Sunday as I entered Columbus Circle with this thought, I took off on a trail and just followed it until I found an intersection, then randomly picked a direction. Then went in another direction. Dirt, pebbles, road; it didn't matter. I didn't really look at my watch, just followed where the day took me. For the first time on a run, I hardly walked at all, mainly only to go up some of the hills as I realized that I have shitty hill training and they kill me!
It's been a long road, and I'm still on it for a long time. But it's fun to see progress. It's exciting to see things I NEVER thought I would. It's rewarding to know that hard work does produce rewards, although it may take a while to realize them.
This past Saturday I had a goal to run a 2:45 half marathon. Slow to so many of you, yet lightening fast to me. It was a cold and super windy day.
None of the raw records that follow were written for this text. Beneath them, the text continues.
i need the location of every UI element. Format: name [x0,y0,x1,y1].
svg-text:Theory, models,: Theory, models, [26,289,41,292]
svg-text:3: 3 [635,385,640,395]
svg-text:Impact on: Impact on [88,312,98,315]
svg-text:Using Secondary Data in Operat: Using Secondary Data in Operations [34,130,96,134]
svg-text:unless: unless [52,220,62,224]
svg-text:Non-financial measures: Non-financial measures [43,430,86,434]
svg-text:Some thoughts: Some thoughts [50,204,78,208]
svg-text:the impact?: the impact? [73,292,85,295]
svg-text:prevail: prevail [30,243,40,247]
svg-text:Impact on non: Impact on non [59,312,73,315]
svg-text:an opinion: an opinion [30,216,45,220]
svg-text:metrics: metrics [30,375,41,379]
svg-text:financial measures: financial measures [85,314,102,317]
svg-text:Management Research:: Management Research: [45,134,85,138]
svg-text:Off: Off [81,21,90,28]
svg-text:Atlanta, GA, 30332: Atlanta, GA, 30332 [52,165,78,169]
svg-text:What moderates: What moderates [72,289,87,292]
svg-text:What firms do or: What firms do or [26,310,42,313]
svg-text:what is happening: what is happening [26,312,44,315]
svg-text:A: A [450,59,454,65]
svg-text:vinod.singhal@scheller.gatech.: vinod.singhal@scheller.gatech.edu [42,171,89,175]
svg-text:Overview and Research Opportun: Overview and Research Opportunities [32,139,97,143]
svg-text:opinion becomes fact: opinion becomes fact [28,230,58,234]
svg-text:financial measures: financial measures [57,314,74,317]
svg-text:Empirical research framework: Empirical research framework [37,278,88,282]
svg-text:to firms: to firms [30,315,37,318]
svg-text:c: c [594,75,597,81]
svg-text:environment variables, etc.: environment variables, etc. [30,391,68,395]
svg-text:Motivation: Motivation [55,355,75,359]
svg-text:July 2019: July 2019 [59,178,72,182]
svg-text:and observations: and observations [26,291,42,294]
The first mile I ran 2 minutes ahead of pace and I PAID for it miles 2-3.5. My legs hurt so bad as they started to thaw out. I couldn't get my ankles to move and my legs simply were not doing what my brain was telling them to.
Going into mile 4 I knew I wasn't going to make my goal time, there was no way. It was my last chance to ditch out to go back to the finish. I really considered it, I could go get my warmer clothes on and cheer for all our Back on My Feet team members at the finish. My legs hurt. My lungs hurt. I was just done.
Then I remembered I had 50 set of eyes paying attention to what I do. Quitting because you weren't going to make your goal, that was NOT the message I wanted to send to our team members. I tell our members all the time to keep going, evaluate a goal whether made or missed and keep moving forward. I had to let my actions match my words.
I shut my brain off, told the committees in my mind to stop, put my head down and found the first person ahead of me that I wanted to chase down. Chased her down and picked out the next. and the next. and the next. This was the first time in a race that I was picking people off left and right. I ran some of my best miles of the day in the middle of the race.
By the time I got to mile 8, I thought "wow, only 5 more miles left," in the past I would have been "fuck, 5 more miles left??"
The headwind was awful going through mile 8 and by the time there was a tailwind, I just didn't have much left to pick up the pace. It was great to see Back on My Feet at the water station just before Mile 11. At Mile 12 I started walking a bit for the first time since mile 8 and then this girl that I had been trying to ditch all race came up next to me and started walking.
I thought "hell no, she's not beating me to the finish" and I started running again. My goal was to put as much space between her and I going into the finish, 8 steps, 8 feet or 1/2 a mile, she was not going cross first. When I hit the finish, I didn't know where she was behind me, but I knew she wasn't in front of me. I missed my goal time by 12 minutes. I was really bummed, pissed actually. But I still PR'd by 6 minutes and finally broke the 3 hour mark.
This race was a good mental challenge going into Arizona. The lessons I took: start slow and pace is important, shut my fucking head off and just go. I'll hurt for days after, but I can do this. I can do this faster than I think. So just go.
This transformation is still unfolding. There's still improvements and rewards to be had. It's the exact same transformation for our BoMF Team Members. It's progress not perfection and patience and self love is key.